Upset testing. This is merely a sampling of the front and back ends of a coil after it has been rolled. It offers no guarantee, but can be useful if performed systematically.
Limit the pre-heading draw of the rod to a 10% reduction in diameter.
Lower the upset ratio during head-forming blows. This might require an increase in the number of blows by moving complex parts to multiple station machines.
Use spheroidize anneal at finish size (SAFS) steel rod.
Use lower carbon steel as permitted by product specifications.
Methods for detecting head bursts, seams, and splits vary in effectiveness and cost. Manual sorting is the least-reliable method, but is most often used as a quick fix for either internal or external containment. The effectiveness of manual sorting depends greatly on the sorter’s training and diligence, and the quality of boundary samples provided. Under the best circumstances, manual sorting is only 70% effective. In other words, 30% of defective parts typically escape detection
The use of totally automated inspection is by far the most effective and reliable route. However, no single inspection technique fits all circumstances. Inspection methods most appropriate for detecting seams and bursts include eddy current, vision, and ultrasonic resonant methods. Often, it takes a combination of these methods. Additionally, how parts are transported and located at checking stations determine the effectiveness of detection. In many cases, parts must be rotated for verification over the entire periphery of the parts.
Because there is already widely available inspection technology, the feasibility of automated inspection depends strictly upon the economic justification. The feasibility equation must include the capital cost of the appropriate inspection equipment, the selling price and volume of parts being inspected, and a clear understanding of customer expectations. The decision to include totally automated inspection must always be made in close cooperation between manufacturers and customers.
Seams that cause split heads and head bursts are unavoidable defects that occur when cold heading fasteners. (Cold heading, also called cold forming, is a fast and more efficient method for making standard and special fasteners and custom-shaped components.) There is a handful of known root causes that can cause split heads and head bursts.
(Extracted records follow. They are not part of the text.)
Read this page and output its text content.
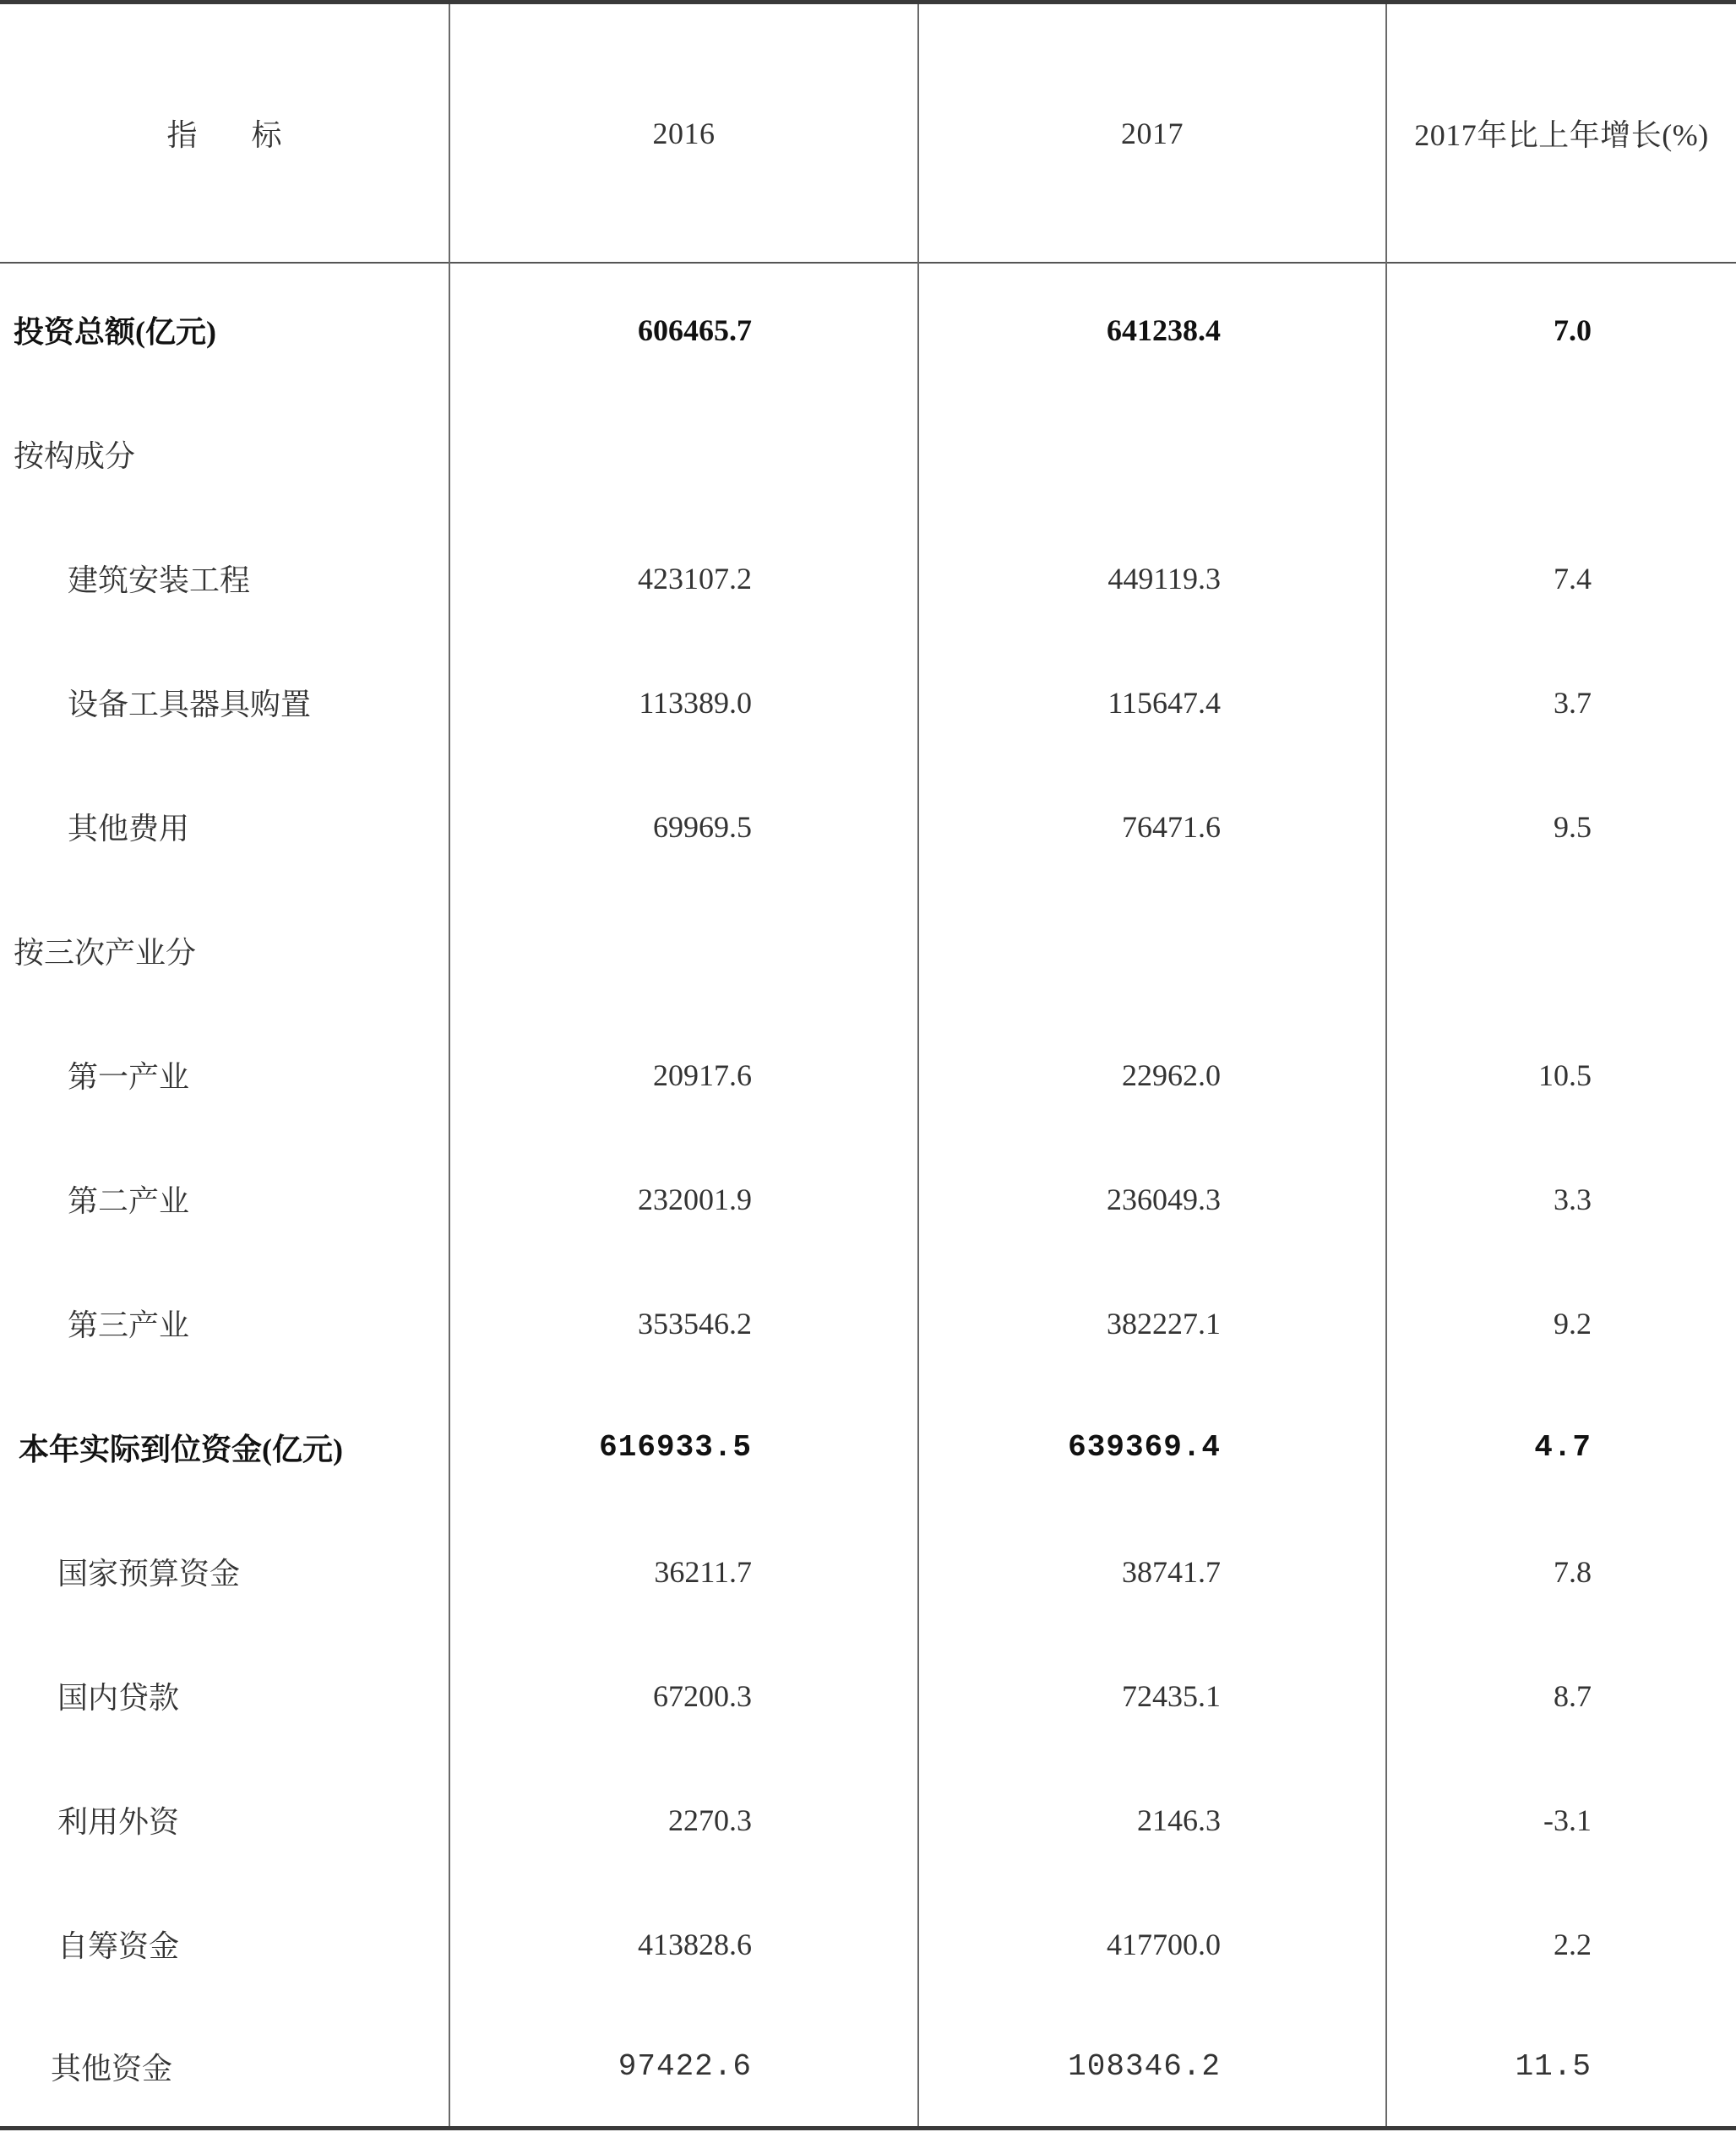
指 标	2016	2017	2017年比上年增长(%)
投资总额(亿元)	606465.7	641238.4	7.0
按构成分
建筑安装工程	423107.2	449119.3	7.4
设备工具器具购置	113389.0	115647.4	3.7
其他费用	69969.5	76471.6	9.5
按三次产业分
第一产业	20917.6	22962.0	10.5
第二产业	232001.9	236049.3	3.3
第三产业	353546.2	382227.1	9.2
本年实际到位资金(亿元)	616933.5	639369.4	4.7
国家预算资金	36211.7	38741.7	7.8
国内贷款	67200.3	72435.1	8.7
利用外资	2270.3	2146.3	-3.1
自筹资金	413828.6	417700.0	2.2
其他资金	97422.6	108346.2	11.5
Many of these causes can be mitigated or prevented during manufacturing. Manufacturers and customers must often examine and negotiate the acceptability of these defects based on the limits defined in industry standards. In cases where, for one reason or another, the customer does not tolerate any degree of splits and bursts, detection methods—namely manual sorting and automatic inspection—are called for. In such cases the customer and manufacturer must reach a commercial agreement to cover the additional cost of total and complete inspection.